Scientifically, this is a very interesting finding, but the fact that the protein hallmark is different is not the same as saying that the disease is not MND, as the New York Times suggests.  At this point I should point out that the newspaper actually talks about Amyotrophic Lateral Sclerosis (ALS:  the most common form of MND) as it is important to fully understanding the story.

 In their research paper, the scientists are very careful to use the term ‘motor neuron disease’ as much as possible. This is highly unusual for USA-based researchers, who virtually always talk about ALS instead of the more general ‘umbrella’ term of MND, favoured by us in the UK. They did this because they wanted to emphasize the point that MND is not a single disease. There are many ‘sub-types’ that come under the MND umbrella – some can be characterized by clinical signs, others can be clinically the same, but may be classified by close examination of the pathological hallmarks. All they are saying in their paper is that when there is a history of repeated head trauma associated with MND cases, there may a distinct pathological hallmark that occurs, but the disease is still very much MND.

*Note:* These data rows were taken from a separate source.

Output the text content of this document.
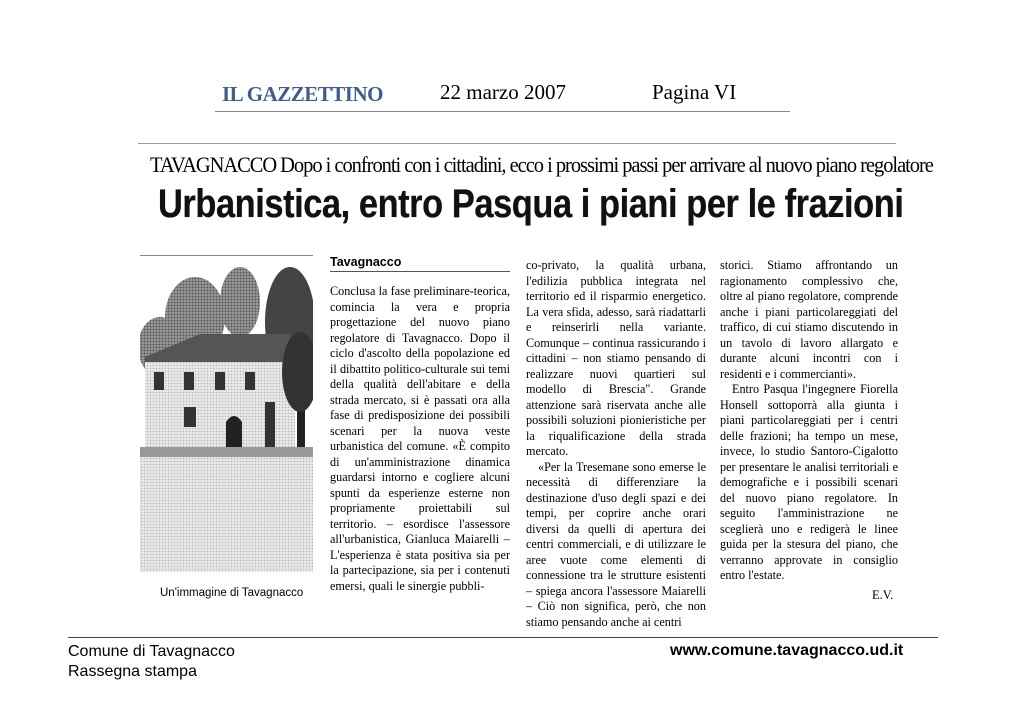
IL GAZZETTINO	22 marzo 2007	Pagina VI
TAVAGNACCO Dopo i confronti con i cittadini, ecco i prossimi passi per arrivare al nuovo piano regolatore
Urbanistica, entro Pasqua i piani per le frazioni
Un'immagine di Tavagnacco
Tavagnacco

Conclusa la fase preliminare-teorica, comincia la vera e propria progettazione del nuovo piano regolatore di Tavagnacco. Dopo il ciclo d'ascolto della popolazione ed il dibattito politico-culturale sui temi della qualità dell'abitare e della strada mercato, si è passati ora alla fase di predisposizione dei possibili scenari per la nuova veste urbanistica del comune. «È compito di un'amministrazione dinamica guardarsi intorno e cogliere alcuni spunti da esperienze esterne non propriamente proiettabili sul territorio. – esordisce l'assessore all'urbanistica, Gianluca Maiarelli – L'esperienza è stata positiva sia per la partecipazione, sia per i contenuti emersi, quali le sinergie pubbli-

co-privato, la qualità urbana, l'edilizia pubblica integrata nel territorio ed il risparmio energetico. La vera sfida, adesso, sarà riadattarli e reinserirli nella variante. Comunque – continua rassicurando i cittadini – non stiamo pensando di realizzare nuovi quartieri sul modello di Brescia". Grande attenzione sarà riservata anche alle possibili soluzioni pionieristiche per la riqualificazione della strada mercato.

«Per la Tresemane sono emerse le necessità di differenziare la destinazione d'uso degli spazi e dei tempi, per coprire anche orari diversi da quelli di apertura dei centri commerciali, e di utilizzare le aree vuote come elementi di connessione tra le strutture esistenti – spiega ancora l'assessore Maiarelli – Ciò non significa, però, che non stiamo pensando anche ai centri

storici. Stiamo affrontando un ragionamento complessivo che, oltre al piano regolatore, comprende anche i piani particolareggiati del traffico, di cui stiamo discutendo in un tavolo di lavoro allargato e durante alcuni incontri con i residenti e i commercianti».

Entro Pasqua l'ingegnere Fiorella Honsell sottoporrà alla giunta i piani particolareggiati per i centri delle frazioni; ha tempo un mese, invece, lo studio Santoro-Cigalotto per presentare le analisi territoriali e demografiche e i possibili scenari del nuovo piano regolatore. In seguito l'amministrazione ne sceglierà uno e redigerà le linee guida per la stesura del piano, che verranno approvate in consiglio entro l'estate.

E.V.
Comune di Tavagnacco
Rassegna stampa
www.comune.tavagnacco.ud.it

Getting back to the ALS ‘subtype’ of MND, we know that the protein hallmarks can be different for different ALS cases. For example, the protein pattern is different for sporadic versus familial forms – and indeed between familial forms with different known genetic causes, such as the SOD1, FUS and TDP-43 gene mutations. They are all still forms of ALS.

Researchers openly acknowledge that ALS itself needs to be classified into distinct subtypes and that this is an ongoing process.  At the MND Association’s International Symposium, in 2007, the Opening Presentation by Prof Mike Strong was titled ‘ALS: one disease or many?’.  The research community knows that the answer is ‘many’.  The journalists at The New York Times – at least in the Sports Department – apparently do not.

 So, did Lou Gehrig have ALS or not? We can’t say for certain, as he was cremated, so the definitive examination of post-mortem tissue can’t be performed.  But, based on the clinical evidence, what we can say is that even if multiple head trauma from contact with fast-moving baseballs was a contributing factor, it was a contributing factor to a form of ALS – aka Lou Gehrig’s Disease!